While plumbing is present throughout most of Tijuana, it is not advisable to drink the water. An Orphanage representative will make sure your group has plenty of potable water throughout your stay. The water is purchased through CIEL, a Coke company product. Your coordinator will check in with you and take inventory throughout the week as deliveries occur. Please let them know if you have any concerns or are running low.

Even on mildly warm days you want to be sure people are drinking at least a gallon of water a day.  The best way to do this is to designate a water captain for each site to make sure the team takes frequent water breaks throughout the day. This will help fend off heat exhaustion, general fatigue, short tempers and grumpiness.
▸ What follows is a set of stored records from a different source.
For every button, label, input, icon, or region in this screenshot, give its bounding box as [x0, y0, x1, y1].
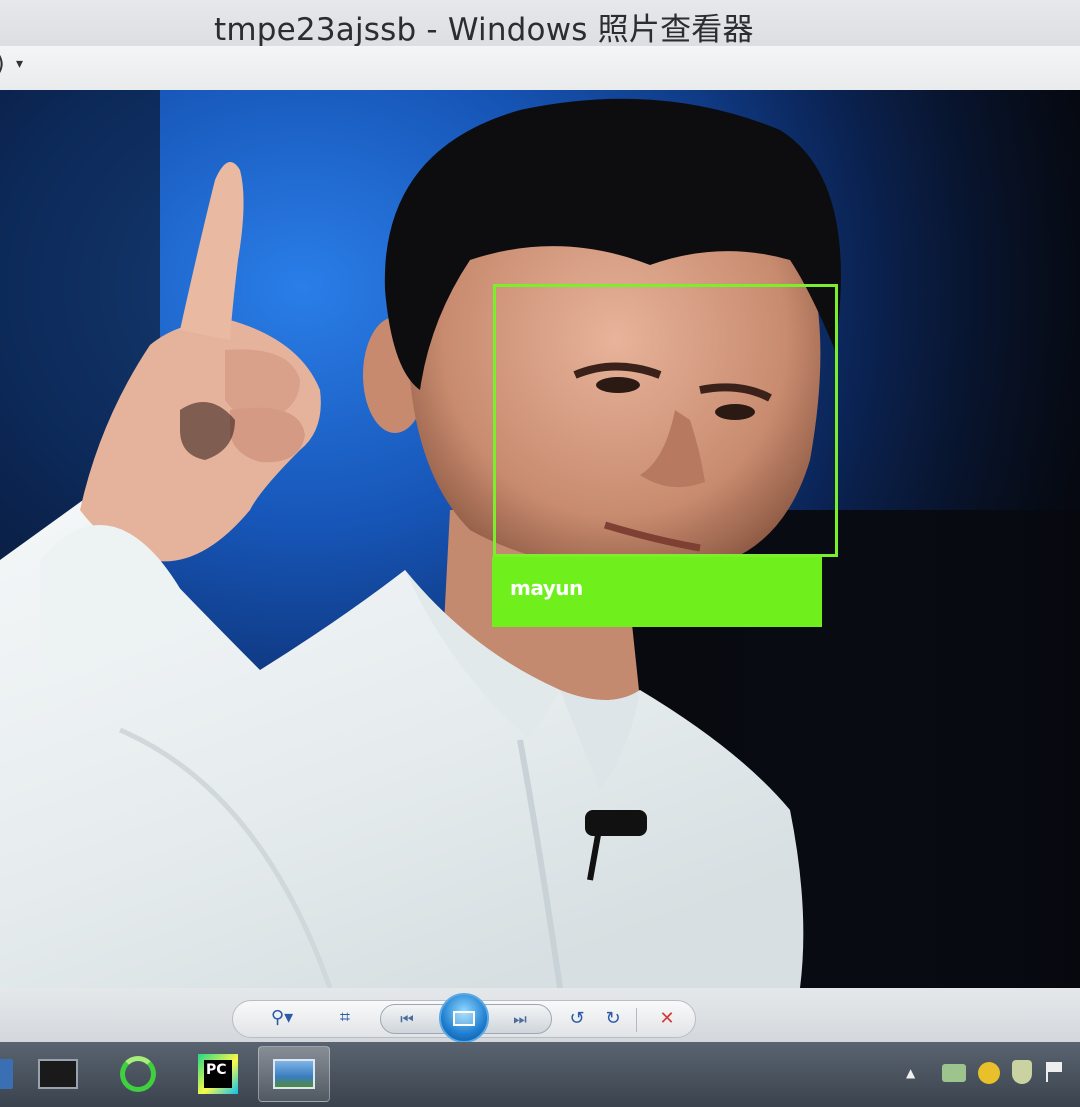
photo-viewport: mayun — [0, 90, 1080, 988]
zoom-icon[interactable]: ⚲▾ — [262, 1002, 302, 1032]
divider — [636, 1008, 637, 1032]
slideshow-button[interactable] — [439, 993, 489, 1043]
chevron-down-icon[interactable]: ▾ — [16, 56, 23, 72]
folder-icon — [0, 1059, 13, 1089]
viewer-controls: ⚲▾ ⌗ ⏮ ⏭ ↺ ↻ ✕ — [0, 988, 1080, 1043]
terminal-icon — [38, 1059, 78, 1089]
taskbar-item-photo-viewer[interactable] — [258, 1046, 330, 1102]
network-icon[interactable] — [942, 1064, 966, 1082]
rotate-counterclockwise-icon[interactable]: ↺ — [560, 1003, 594, 1033]
face-label: mayun — [510, 576, 583, 600]
face-label-bar: mayun — [492, 557, 822, 627]
shield-icon[interactable] — [1012, 1060, 1032, 1084]
taskbar-item-terminal[interactable] — [22, 1046, 94, 1102]
next-icon[interactable]: ⏭ — [503, 1004, 537, 1034]
title-bar: tmpe23ajssb - Windows 照片查看器 — [0, 0, 1080, 48]
actual-size-icon[interactable]: ⌗ — [328, 1002, 362, 1032]
rotate-clockwise-icon[interactable]: ↻ — [596, 1003, 630, 1033]
face-detection-box — [493, 284, 838, 557]
security-center-icon[interactable] — [978, 1062, 1000, 1084]
command-bar: ) ▾ — [0, 46, 1080, 91]
previous-icon[interactable]: ⏮ — [390, 1004, 424, 1034]
menu-item-fragment[interactable]: ) — [0, 52, 5, 77]
taskbar: PC ▲ — [0, 1042, 1080, 1107]
pycharm-icon: PC — [198, 1054, 238, 1094]
loading-icon — [120, 1056, 156, 1092]
taskbar-item-pycharm[interactable]: PC — [182, 1046, 254, 1102]
show-hidden-icons-icon[interactable]: ▲ — [906, 1066, 915, 1080]
slideshow-icon — [453, 1010, 475, 1026]
taskbar-item-loading[interactable] — [102, 1046, 174, 1102]
delete-icon[interactable]: ✕ — [650, 1003, 684, 1033]
action-center-flag-icon[interactable] — [1046, 1062, 1066, 1082]
pycharm-label: PC — [204, 1060, 232, 1088]
photo-viewer-icon — [273, 1059, 315, 1089]
window-title: tmpe23ajssb - Windows 照片查看器 — [214, 12, 754, 48]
A simple test to check for good water intake is: Clear, not yellow urine.

Especially on big work days, like cement day or when you are pushing to wrap up the houses, the water taken before noon is what will help you stay strong and on target in the afternoon.  Make sure to have enough water on site at all times.  A great way to ensure this is to have each team fill water bladders or take a 5 gallon bottle with them to the site each morning. *Make sure that the bottles come back as there is a fee for lost or damaged bottles.

Water is a major expense for the families at our sites. Water can easily take over a third of a family’s annual income—more than we would pay for gas or on house payments. So out of respect, please resist the temptation to have water fights.

Non-potable Water

Non-potable water is necessary to mix concrete during the construction of the concrete slab. Typically, our team on the ground has made some arrangement for water before you arrive. In some instances, sites are remote or arrangements have fallen through. It is important to ask the person showing you the site what the arrangements are for the needed water.

Sometimes, the sites will have water via a hose (manguera). Other times there are large blue plastic containers (potes) on site for this water – normally these are used for laundry and washing so please treat them accordingly. Red water trucks regularly drive throughout Tijuana, honking their horn, and selling water. Usually, two of these blue containers work well for holding water necessary for constructing the slab. It usually costs about $5 US or 50 pesos to fill one of these containers, and if the family has purchased the water already, it is kind to reimburse them for this expense.